Il y a des choses, on ne peut pas les faire, c’est interdit. Mais si quelqu’un les fait quand même et que les lois les prohibant sont iniques, elles sont admirables. Aider ceux que les meutes traquent. Tourner la carabine, malgré l’ordre de tirer. Culbuter en pleine rue le couvre-chef des suppôts du tyran. Des choses justes, mais qu’on n’ose pas, ou plus. Au Liban, Sali Hafiz, 28 ans, architecte d’intérieur sans boulot, Abdallah el-Saï, 37 ans, cafetier, Bassam el-Cheikh, 42 ans, ex-moniteur de plongée, et quatre autres ont osé. Braquer une banque. Pas pour voler, mais pour récupérer. Ils sont, depuis, des icônes, leur acte, illégal, étant tenu pour légitime et héroïque. Là-bas, c’est le carnage: la monnaie a perdu 90% de sa valeur (un dollar vaut quarante mille livres libanaises), 80% de la population (6,8 millions d’âmes) vivent sous le seuil de pauvreté établi par la Banque mondiale (2,15 dollars par jour), les retraits d’argent sont limités depuis trois ans à quatre cents dollars par mois et le système bancaire s’est effondré, entre corruption, fuite de capitaux et arnaques XXL.

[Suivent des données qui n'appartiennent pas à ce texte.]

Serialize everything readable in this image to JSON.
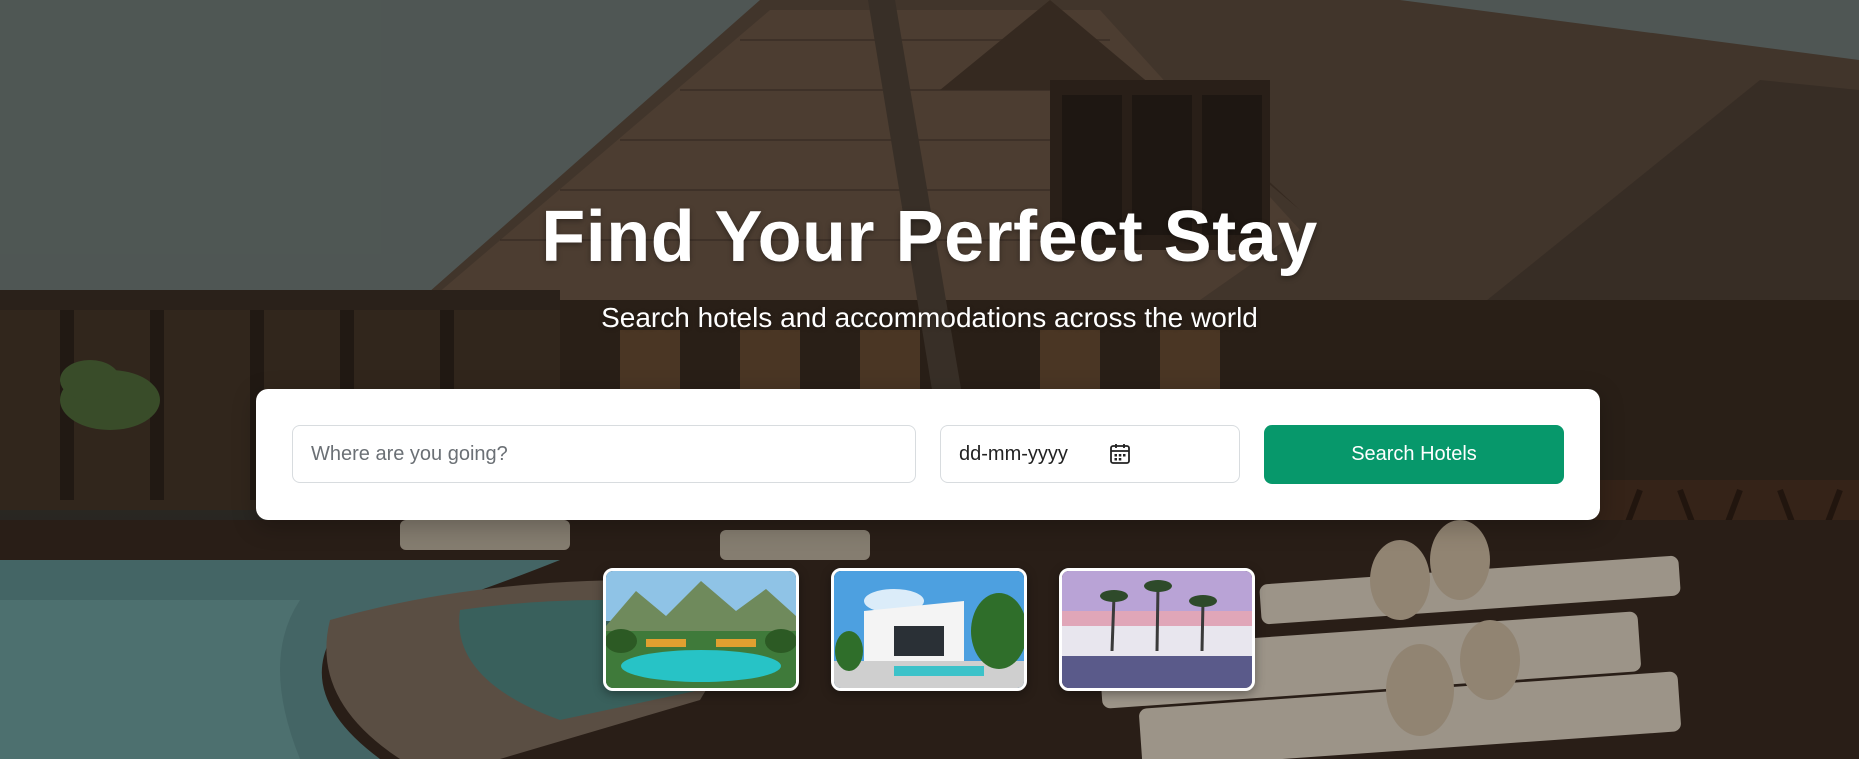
{
  "hero": {
    "title": "Find Your Perfect Stay",
    "subtitle": "Search hotels and accommodations across the world"
  },
  "search": {
    "destination_placeholder": "Where are you going?",
    "destination_value": "",
    "date_placeholder": "dd-mm-yyyy",
    "date_icon": "calendar-icon",
    "button_label": "Search Hotels"
  },
  "colors": {
    "accent": "#07986b",
    "card_bg": "#ffffff",
    "text_light": "#ffffff"
  },
  "thumbnails": [
    {
      "scene": "tropical-pool-resort"
    },
    {
      "scene": "modern-white-villa"
    },
    {
      "scene": "sunset-palm-resort"
    }
  ]
}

Abdallah voulait retirer cinquante mille dollars, parce qu’on lui en avait piqué quinze mille et qu’il a des dettes. Bassam tablait sur les 210 000 dollars (au taux d’avant la cata) d’économies familiales, pour l’opération et le traitement de son père, tétraplégique. Sali visait ses vingt mille dollars, pour que le cancer de sa sœur soit enfin soigné. En vain. «Ce qui m’a fait vriller, raconte Bassam au magazine Society, c’est la nonchalance du banquier, son air insolent quand il refusait mes demandes.»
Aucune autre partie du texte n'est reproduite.